Jeremy Hunt MP was recently quoted as saying, "Patients must never be treated as numbers but as human beings at their frailest and most vulnerable." This was fundamental to my role as a nurse and the fact that we need to be reminded of this today is a shocking indictment of the current state of the NHS.
In my experience, caring for the physical needs of the dying - a duty that often falls to nurses - is not complicated. Nurses are required to deliver basic care by keeping patients comfortable, hydrated and, most importantly, free from pain and discomfort. The challenging part is delivering effective psychological care and support to both the patient and their loved ones. It requires a level of skill and experience that cannot be underestimated, and there is only one opportunity to get it right.
Unfortunately, nursing is not an exact science and skills are passed from one generation of the profession to the next by observation, mentorship and experience-based learning. These skills are learnt not by sitting in a classroom, but by observing more experienced practitioners. When I first qualified as a nurse nearly 20 years ago, I worked with an inspirational senior sister who shaped the way in which I practised. On many occasions she would pull me into difficult meetings with families so that I could learn from her directly. Above all, she was an exceptional manager - she not only managed a difficult clinical environment but also the patient's journey through her department. Central to her care was the primacy of the patient.

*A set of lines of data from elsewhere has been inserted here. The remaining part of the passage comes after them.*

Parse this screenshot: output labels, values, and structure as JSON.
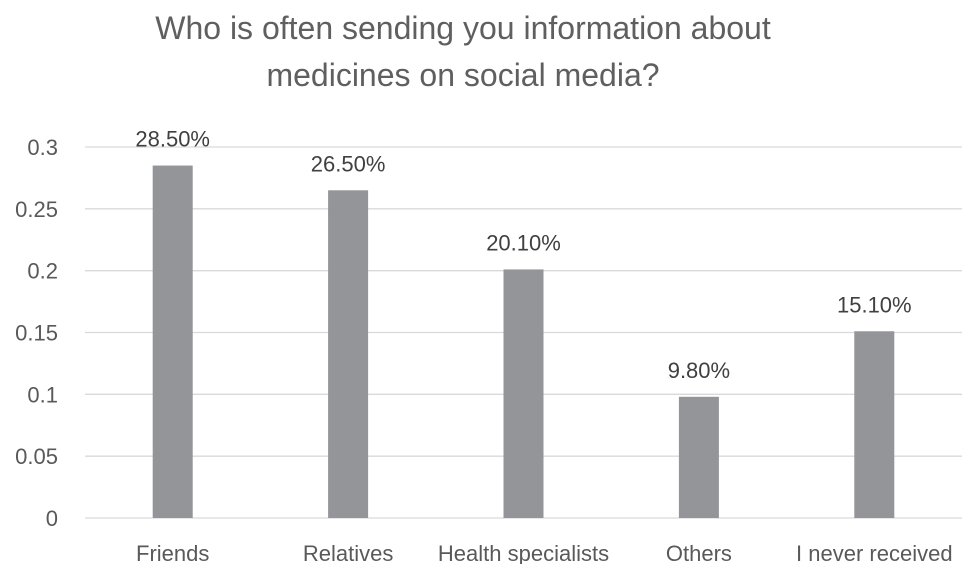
{
  "chart_data": {
    "type": "bar",
    "title": "Who is often sending you information about medicines on social media?",
    "title_lines": [
      "Who is often sending you information about",
      "medicines on social media?"
    ],
    "xlabel": "",
    "ylabel": "",
    "categories": [
      "Friends",
      "Relatives",
      "Health specialists",
      "Others",
      "I never received"
    ],
    "values": [
      0.285,
      0.265,
      0.201,
      0.098,
      0.151
    ],
    "data_labels": [
      "28.50%",
      "26.50%",
      "20.10%",
      "9.80%",
      "15.10%"
    ],
    "ylim": [
      0,
      0.3
    ],
    "yticks": [
      0,
      0.05,
      0.1,
      0.15,
      0.2,
      0.25,
      0.3
    ],
    "ytick_labels": [
      "0",
      "0.05",
      "0.1",
      "0.15",
      "0.2",
      "0.25",
      "0.3"
    ],
    "grid": true,
    "legend": "none",
    "bar_color": "#939598",
    "grid_color": "#d9d9d9"
  }
}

Back then, nurses had autonomy to manage their departments and be actively involved in running the hospital. There were no targets and very few managers: nurses' decisions focused on ensuring that the patient received the best care possible. I remember caring for a young girl who had been in a terrible accident and required full intensive care treatment. I got to know the family well and, when her condition deteriorated, they asked me to stay with them. We didn't worry about European Time Directives or policies - I was simply allowed to work extra hours and be with them until she died during the night. I ensured that she had a peaceful, pain-free death, and I know that the family appreciated the extra effort we all put in to make their journey as easy as possible. This family's needs were no different to the hundreds of others that I looked after: they just wanted someone to be kind, provide information and support; someone to listen, cry and, at times, laugh with them.

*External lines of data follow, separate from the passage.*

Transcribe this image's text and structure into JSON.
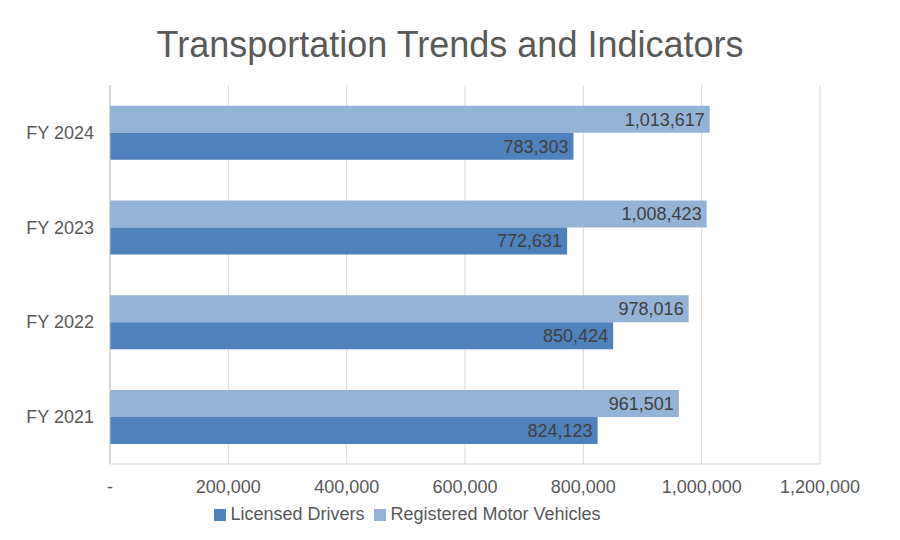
{
  "chart_data": {
    "type": "bar",
    "title": "Transportation Trends and Indicators",
    "orientation": "horizontal",
    "categories": [
      "FY 2024",
      "FY 2023",
      "FY 2022",
      "FY 2021"
    ],
    "series": [
      {
        "name": "Registered Motor Vehicles",
        "color": "#95b3d7",
        "values": [
          1013617,
          1008423,
          978016,
          961501
        ],
        "value_labels": [
          "1,013,617",
          "1,008,423",
          "978,016",
          "961,501"
        ]
      },
      {
        "name": "Licensed Drivers",
        "color": "#4f81bd",
        "values": [
          783303,
          772631,
          850424,
          824123
        ],
        "value_labels": [
          "783,303",
          "772,631",
          "850,424",
          "824,123"
        ]
      }
    ],
    "xlim": [
      0,
      1200000
    ],
    "xticks": [
      {
        "value": 0,
        "label": "-"
      },
      {
        "value": 200000,
        "label": "200,000"
      },
      {
        "value": 400000,
        "label": "400,000"
      },
      {
        "value": 600000,
        "label": "600,000"
      },
      {
        "value": 800000,
        "label": "800,000"
      },
      {
        "value": 1000000,
        "label": "1,000,000"
      },
      {
        "value": 1200000,
        "label": "1,200,000"
      }
    ],
    "grid": true,
    "legend": "bottom",
    "data_labels": true
  }
}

Like many nurses, I left the NHS because I found it practically impossible to be able to deliver a good standard of care due to what I call the 'constant revolution' within the health service. The pressure on successive governments to improve the institutional behemoth that is the NHS has led to the implementation of performance measures, but in my view, this has had a detrimental effect on care quality. There are far too many non-clinical managers and the focus has swung from patient care to key performance indicators, targets and budgets. Education, skills development and clinical time have also suffered.
Successive governments have tampered with and tweaked the NHS to the point that practitioners, sick of constant change, become disillusioned and unhappy. At the same time, an increasing number of patients are accessing the NHS's limited and finite resources. Problems arise as this general malaise spreads throughout the profession: nurses who are unhappy and overworked cannot deliver as additional strains are put on them and their relationship with patients. It is ironic that, as a lawyer, I spend more time dealing with day-to-day care issues than as a nurse. For example, I instruct and supervise care packages being set up, instruct therapists, obtain medical opinions, find accommodation and plan long-term care.

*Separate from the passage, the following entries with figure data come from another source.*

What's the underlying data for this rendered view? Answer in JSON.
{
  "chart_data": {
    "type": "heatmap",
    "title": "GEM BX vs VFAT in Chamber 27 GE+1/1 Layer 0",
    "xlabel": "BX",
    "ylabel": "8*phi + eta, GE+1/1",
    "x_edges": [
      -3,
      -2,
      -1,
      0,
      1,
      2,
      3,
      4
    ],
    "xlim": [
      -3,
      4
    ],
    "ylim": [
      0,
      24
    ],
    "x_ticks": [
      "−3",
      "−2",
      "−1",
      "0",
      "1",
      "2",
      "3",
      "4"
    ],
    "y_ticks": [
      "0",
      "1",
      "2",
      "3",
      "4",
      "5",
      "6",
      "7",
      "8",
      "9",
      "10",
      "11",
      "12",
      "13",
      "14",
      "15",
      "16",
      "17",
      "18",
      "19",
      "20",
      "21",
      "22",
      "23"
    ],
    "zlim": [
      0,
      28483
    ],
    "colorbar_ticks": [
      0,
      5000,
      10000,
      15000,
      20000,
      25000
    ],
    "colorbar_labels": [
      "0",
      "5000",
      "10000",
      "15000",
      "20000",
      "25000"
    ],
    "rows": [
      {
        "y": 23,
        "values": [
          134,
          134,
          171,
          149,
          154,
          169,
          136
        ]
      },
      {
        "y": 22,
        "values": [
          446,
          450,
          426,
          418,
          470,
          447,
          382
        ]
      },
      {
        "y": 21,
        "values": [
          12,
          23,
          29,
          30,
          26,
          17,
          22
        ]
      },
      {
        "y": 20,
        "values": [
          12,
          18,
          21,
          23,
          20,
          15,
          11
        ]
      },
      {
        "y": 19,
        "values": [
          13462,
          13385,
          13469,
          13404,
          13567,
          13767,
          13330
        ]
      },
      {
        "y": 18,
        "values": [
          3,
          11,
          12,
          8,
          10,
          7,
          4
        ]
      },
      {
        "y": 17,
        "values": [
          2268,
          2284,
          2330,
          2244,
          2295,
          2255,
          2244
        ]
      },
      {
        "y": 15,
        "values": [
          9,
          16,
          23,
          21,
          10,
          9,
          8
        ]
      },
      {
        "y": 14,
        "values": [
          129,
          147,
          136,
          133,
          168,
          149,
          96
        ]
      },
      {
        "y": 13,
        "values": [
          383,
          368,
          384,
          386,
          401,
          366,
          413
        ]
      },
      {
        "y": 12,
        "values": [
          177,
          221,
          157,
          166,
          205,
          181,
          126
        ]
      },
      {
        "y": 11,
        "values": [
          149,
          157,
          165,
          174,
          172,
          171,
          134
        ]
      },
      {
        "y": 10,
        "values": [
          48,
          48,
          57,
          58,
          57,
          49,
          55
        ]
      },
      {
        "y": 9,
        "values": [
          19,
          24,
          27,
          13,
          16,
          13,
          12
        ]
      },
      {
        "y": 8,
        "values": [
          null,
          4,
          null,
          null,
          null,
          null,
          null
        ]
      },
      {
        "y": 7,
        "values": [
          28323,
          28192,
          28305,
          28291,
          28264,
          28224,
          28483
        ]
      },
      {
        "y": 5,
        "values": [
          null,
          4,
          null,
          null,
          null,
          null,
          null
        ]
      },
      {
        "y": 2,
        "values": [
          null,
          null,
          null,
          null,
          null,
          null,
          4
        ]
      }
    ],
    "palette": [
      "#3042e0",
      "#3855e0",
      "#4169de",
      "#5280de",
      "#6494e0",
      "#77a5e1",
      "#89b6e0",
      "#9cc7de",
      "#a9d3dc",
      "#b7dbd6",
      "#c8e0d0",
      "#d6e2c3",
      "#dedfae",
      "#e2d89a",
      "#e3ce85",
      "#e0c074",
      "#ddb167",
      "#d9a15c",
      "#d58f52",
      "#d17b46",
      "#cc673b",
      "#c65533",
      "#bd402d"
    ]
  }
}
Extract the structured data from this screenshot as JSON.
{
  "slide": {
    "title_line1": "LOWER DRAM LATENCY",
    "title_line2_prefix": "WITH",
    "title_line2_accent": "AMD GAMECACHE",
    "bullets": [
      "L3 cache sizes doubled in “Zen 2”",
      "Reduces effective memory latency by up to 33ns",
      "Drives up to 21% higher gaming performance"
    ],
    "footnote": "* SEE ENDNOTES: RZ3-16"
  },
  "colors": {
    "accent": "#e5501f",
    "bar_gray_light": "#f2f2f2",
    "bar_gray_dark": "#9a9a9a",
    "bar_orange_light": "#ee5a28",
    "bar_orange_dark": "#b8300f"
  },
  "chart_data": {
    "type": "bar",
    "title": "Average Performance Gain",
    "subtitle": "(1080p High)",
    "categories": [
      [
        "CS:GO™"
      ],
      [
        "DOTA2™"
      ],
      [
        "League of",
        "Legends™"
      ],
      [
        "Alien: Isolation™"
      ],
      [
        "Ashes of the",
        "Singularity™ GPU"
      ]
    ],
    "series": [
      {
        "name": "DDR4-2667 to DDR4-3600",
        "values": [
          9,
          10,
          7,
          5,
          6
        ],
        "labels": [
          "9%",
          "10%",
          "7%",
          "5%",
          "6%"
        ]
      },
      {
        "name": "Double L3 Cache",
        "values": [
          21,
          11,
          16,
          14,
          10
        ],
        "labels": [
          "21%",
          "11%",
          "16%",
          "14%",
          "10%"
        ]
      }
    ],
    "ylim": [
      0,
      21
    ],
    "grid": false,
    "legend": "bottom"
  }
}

Some argue that the standard of nursing care within the NHS has diminished and patient care has suffered. If this is true, then the reasons why this has occurred are a consequence of this 'constant revolution'. However, I disagree with recent commentary that nurses simply don't care any more. The majority of nurses care profoundly about their patients, but they operate in increasingly challenging circumstances. I wish Ann Clwyd every success in her campaign to improve the standards of patient care but I fear she has an incredibly difficult battle ahead of her.